Dans ma famille musulmane, lorsque j’étais enfant, on pouvait questionner l’existence de Dieu et personne ne vous aurait menacé pour cela.
Aviez-vous anticipé l’élection de Trump?
J’avais un mauvais pressentiment. New York méprise Trump. Pourtant, même dans cette ville, vous pouviez sentir la vague qui allait nous submerger. Un jour, j’ai pris un taxi dont le chauffeur était un Indien d’origine sikh qui m’a dit vouloir voter pour lui. Comme je lui disais ne pas comprendre pourquoi il voulait élire un homme qui, manifestement, nous détestait, lui et moi, il m’a répondu: « Parce qu’il va droit au but. Il dit ce qu’il pense et n’en a rien à foutre des conséquences. » C’est là que j’ai compris que nous allions perdre. Bien sûr, Clinton a raté sa campagne électorale. Il y a également la Russie; l’intervention du FBI dans les élections; le sentiment d’une partie du pays d’être les laissés-pour-compte du rêve américain. Tous ces facteurs se sont combinés et ont abouti à l’élection de Trump.

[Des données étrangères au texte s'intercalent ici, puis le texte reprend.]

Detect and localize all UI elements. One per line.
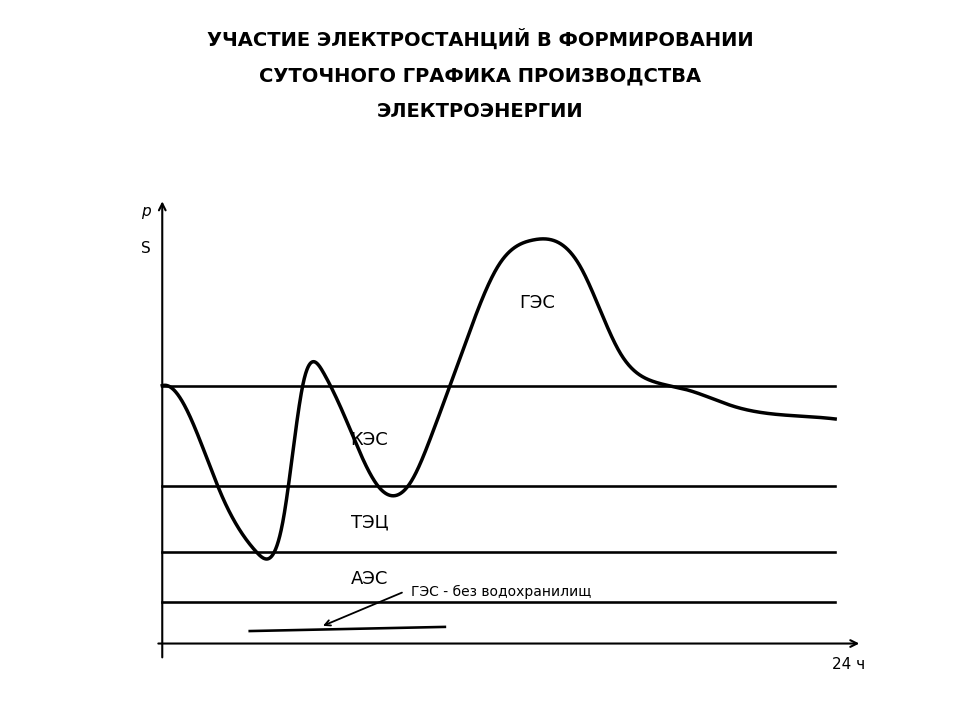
Text: УЧАСТИЕ ЭЛЕКТРОСТАНЦИЙ В ФОРМИРОВАНИИ: УЧАСТИЕ ЭЛЕКТРОСТАНЦИЙ В ФОРМИРОВАНИИ (206, 29, 754, 50)
Text: ТЭЦ: ТЭЦ (350, 514, 388, 532)
Text: КЭС: КЭС (350, 431, 389, 449)
Text: СУТОЧНОГО ГРАФИКА ПРОИЗВОДСТВА: СУТОЧНОГО ГРАФИКА ПРОИЗВОДСТВА (259, 66, 701, 85)
Text: ГЭС: ГЭС (519, 294, 555, 312)
Text: 24 ч: 24 ч (832, 657, 865, 672)
Text: ЭЛЕКТРОЭНЕРГИИ: ЭЛЕКТРОЭНЕРГИИ (376, 102, 584, 121)
Text: АЭС: АЭС (350, 570, 388, 588)
Text: p: p (140, 204, 151, 219)
Text: S: S (140, 241, 151, 256)
Text: ГЭС - без водохранилищ: ГЭС - без водохранилищ (411, 585, 591, 598)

Mais il y a, aussi et surtout, le racisme de ce pays. Il fut un facteur déterminant dans cette élection. Une partie de l’Amérique blanche a passé huit ans à ressasser sa haine d’avoir un président noir. Ces blancs-là ont opté pour un candidat suprématiste blanc, et ils l’ont eu. Sauf, bien entendu, qu’ils ne savent pas ce qu’ils ont vraiment obtenu. Puisque personne ne sait qui est Trump, pas même lui. Quelque chose d’étrange est en train de se passer dans le monde. En Grande-Bretagne, il y a eu le Brexit. Alors j’espère que les élections en Autriche, aux Pays-bas et en France sont le début du reflux de la vague populiste. Mais qui sait: nous vivons à l’ère du « tout peut arriver ».

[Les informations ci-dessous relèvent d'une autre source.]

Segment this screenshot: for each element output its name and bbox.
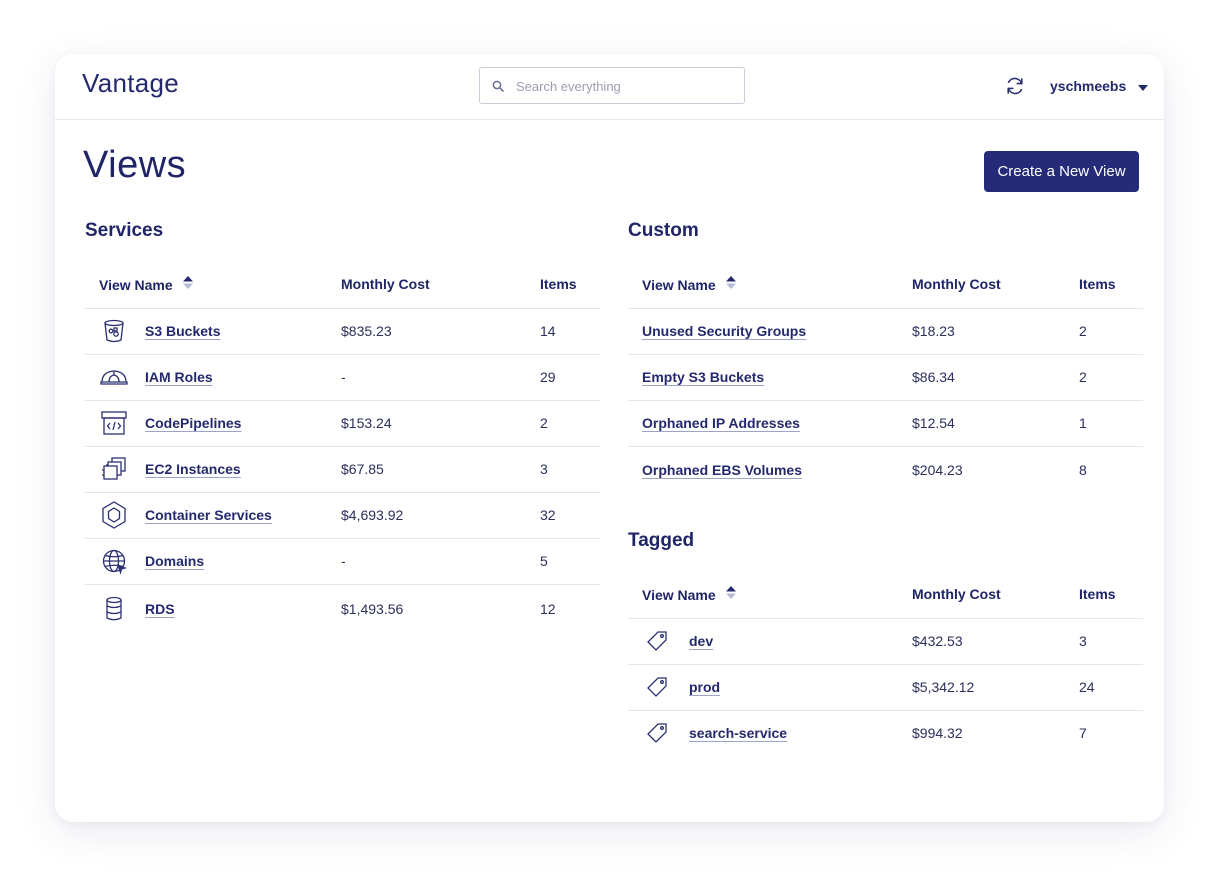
column-header-view-name[interactable]: View Name [628,571,912,619]
table-header-row: View Name Monthly Cost Items [628,261,1143,309]
column-header-items[interactable]: Items [1079,571,1143,619]
tag-icon [641,672,673,702]
cpu-stack-icon [98,454,130,484]
caret-down-icon [1138,79,1149,95]
search-input[interactable] [516,74,736,98]
item-count: 24 [1079,664,1143,711]
view-link[interactable]: Orphaned EBS Volumes [642,462,802,479]
table-row: S3 Buckets $835.23 14 [85,308,600,355]
tag-icon [641,718,673,748]
item-count: 14 [540,308,600,355]
monthly-cost: $18.23 [912,308,1079,355]
monthly-cost: - [341,354,540,401]
item-count: 29 [540,354,600,401]
column-header-monthly-cost[interactable]: Monthly Cost [341,261,540,309]
monthly-cost: $5,342.12 [912,664,1079,711]
monthly-cost: $204.23 [912,462,963,479]
app-logo[interactable]: Vantage [82,68,180,98]
table-row: RDS $1,493.56 12 [85,584,600,634]
monthly-cost: $67.85 [341,446,540,493]
column-header-items[interactable]: Items [540,261,600,309]
view-link[interactable]: Empty S3 Buckets [642,369,765,385]
item-count: 3 [540,446,600,493]
item-count: 12 [540,601,556,618]
table-row: search-service $994.32 7 [628,710,1143,756]
database-icon [98,594,130,624]
monthly-cost: $4,693.92 [341,492,540,539]
bucket-icon [98,316,130,346]
table-row: dev $432.53 3 [628,618,1143,665]
item-count: 1 [1079,400,1143,447]
column-header-monthly-cost[interactable]: Monthly Cost [912,571,1079,619]
view-link[interactable]: search-service [689,725,788,742]
column-header-monthly-cost[interactable]: Monthly Cost [912,261,1079,309]
view-link[interactable]: Container Services [145,507,272,523]
item-count: 2 [1079,308,1143,355]
create-view-button[interactable]: Create a New View [984,151,1139,192]
services-table: View Name Monthly Cost Items S3 Buckets … [85,261,600,634]
view-link[interactable]: IAM Roles [145,369,213,385]
view-link[interactable]: dev [689,633,714,649]
table-row: prod $5,342.12 24 [628,664,1143,711]
table-row: Container Services $4,693.92 32 [85,492,600,539]
view-link[interactable]: CodePipelines [145,415,242,431]
sort-icon[interactable] [182,275,193,292]
view-link[interactable]: EC2 Instances [145,461,241,477]
view-link[interactable]: RDS [145,601,175,618]
column-header-view-name[interactable]: View Name [85,261,341,309]
tagged-heading: Tagged [628,530,695,551]
table-row: Unused Security Groups $18.23 2 [628,308,1143,355]
hard-hat-icon [98,362,130,392]
monthly-cost: $432.53 [912,618,1079,665]
item-count: 2 [540,400,600,447]
table-header-row: View Name Monthly Cost Items [628,571,1143,619]
monthly-cost: $86.34 [912,354,1079,401]
item-count: 2 [1079,354,1143,401]
table-row: CodePipelines $153.24 2 [85,400,600,447]
tagged-table: View Name Monthly Cost Items dev $432.53 [628,571,1143,756]
custom-heading: Custom [628,220,699,241]
item-count: 8 [1079,462,1087,479]
code-box-icon [98,408,130,438]
app-window: Vantage yschmeebs Views Create a New Vie… [55,54,1164,822]
table-row: Empty S3 Buckets $86.34 2 [628,354,1143,401]
item-count: 3 [1079,618,1143,665]
username: yschmeebs [1050,78,1127,94]
view-link[interactable]: Orphaned IP Addresses [642,415,800,431]
table-row: Orphaned EBS Volumes $204.23 8 [628,446,1143,494]
item-count: 5 [540,538,600,585]
hexagon-icon [98,500,130,530]
monthly-cost: $835.23 [341,308,540,355]
view-link[interactable]: S3 Buckets [145,323,221,339]
user-menu[interactable]: yschmeebs [1050,78,1149,95]
top-bar: Vantage yschmeebs [55,54,1164,120]
page-title: Views [83,144,187,186]
sort-icon[interactable] [725,275,736,292]
monthly-cost: $994.32 [912,725,963,742]
refresh-icon[interactable] [1004,75,1026,102]
monthly-cost: - [341,538,540,585]
services-heading: Services [85,220,164,241]
monthly-cost: $153.24 [341,400,540,447]
table-row: EC2 Instances $67.85 3 [85,446,600,493]
search-box[interactable] [479,67,745,104]
column-header-view-name[interactable]: View Name [628,261,912,309]
view-link[interactable]: Unused Security Groups [642,323,807,339]
tag-icon [641,626,673,656]
table-row: Domains - 5 [85,538,600,585]
view-link[interactable]: prod [689,679,721,695]
view-link[interactable]: Domains [145,553,205,569]
table-row: IAM Roles - 29 [85,354,600,401]
item-count: 7 [1079,725,1087,742]
column-header-items[interactable]: Items [1079,261,1143,309]
search-icon [492,79,504,97]
globe-icon [98,546,130,576]
custom-table: View Name Monthly Cost Items Unused Secu… [628,261,1143,494]
sort-icon[interactable] [725,585,736,602]
monthly-cost: $12.54 [912,400,1079,447]
table-row: Orphaned IP Addresses $12.54 1 [628,400,1143,447]
monthly-cost: $1,493.56 [341,601,404,618]
table-header-row: View Name Monthly Cost Items [85,261,600,309]
item-count: 32 [540,492,600,539]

Avez-vous envisagé de déménager à nouveau?
Mais pour aller où?! La Grande-Bretagne part dans les égouts et ne s’en rend pas compte. Ils sont en plein déni. Comme une famille qui ferait un pique-nique au milieu d’une voie ferrée et qui, en entendant le bruit du train qui arrive, le confondrait avec le hululement d’un chouette. Et puis, je me sens proche du réveil de la gauche américaine. Ils sont entrés en résistance. Enfin! Car beaucoup de ses membres n’ont pas voté le 8 novembre.

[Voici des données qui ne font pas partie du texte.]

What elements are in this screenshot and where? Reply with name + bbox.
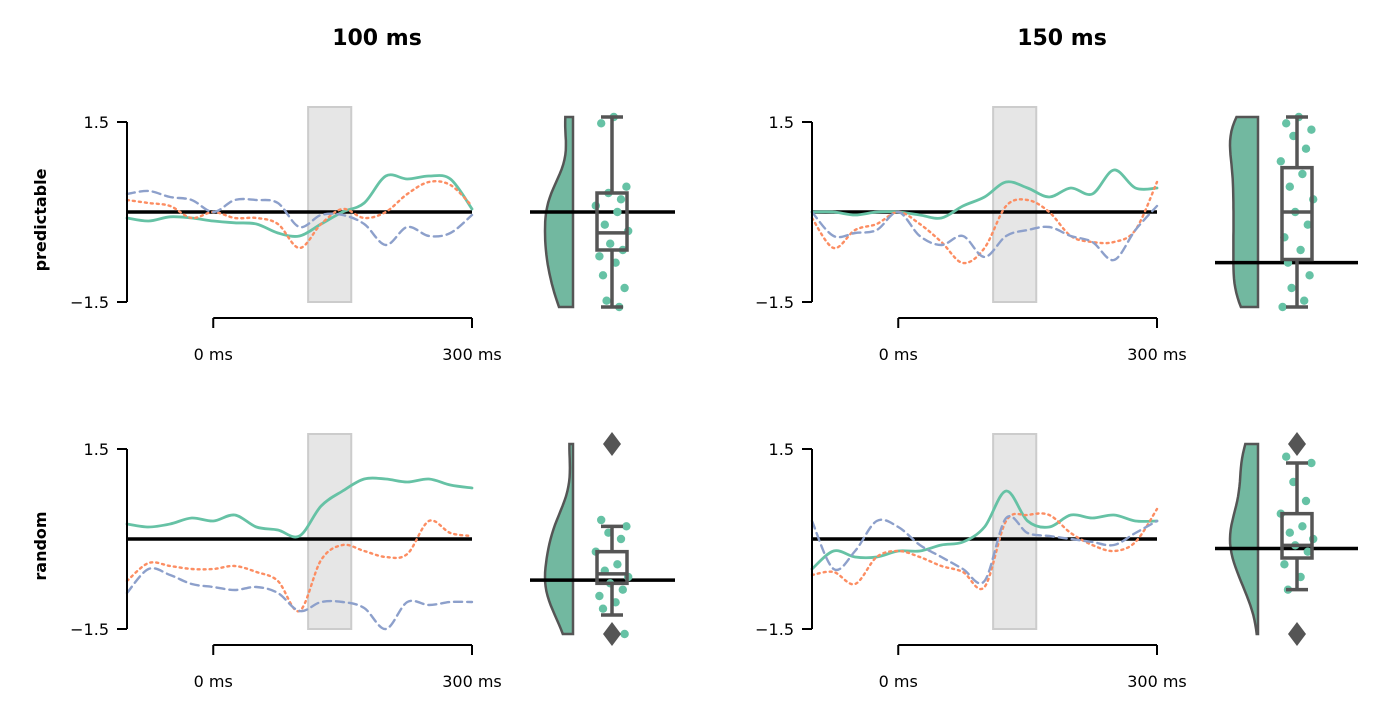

Vous êtes agnostique et vous dites que la religion est un sujet qui vous ennuie. Comment supportez-vous la religiosité américaine?
L’Amérique est étrange et, il est vrai, obsédée par la religion. Vous ne pouvez pas être élu aux États-Unis si vous ne fréquentez pas régulièrement une église ou une synagogue. C’est une des grandes différences entre l’Europe et les États-Unis. L’idée de la liberté, en Europe, s’est développée contre l’Église. Les Lumières, par exemple, ont été un mouvement de rejet du droit de la religion à brider la pensée. Dans le même temps, les États-Unis ont fourni un havre aux religieux extrémistes et puritains qui étaient pourchassés en Europe. L’Amérique a défendu la liberté de culte et non l’émancipation vis-à-vis de la religion. C’est surtout cette liberté religieuse que défend le premier amendement. Aux États-Unis, comme dans les pays musulmans, si vous dites que vous n’êtes pas croyant, vous choquez les gens. En Europe, si vous dites que vous n’êtes pas croyant, les gens se demandent pourquoi vous prenez la peine de le dire.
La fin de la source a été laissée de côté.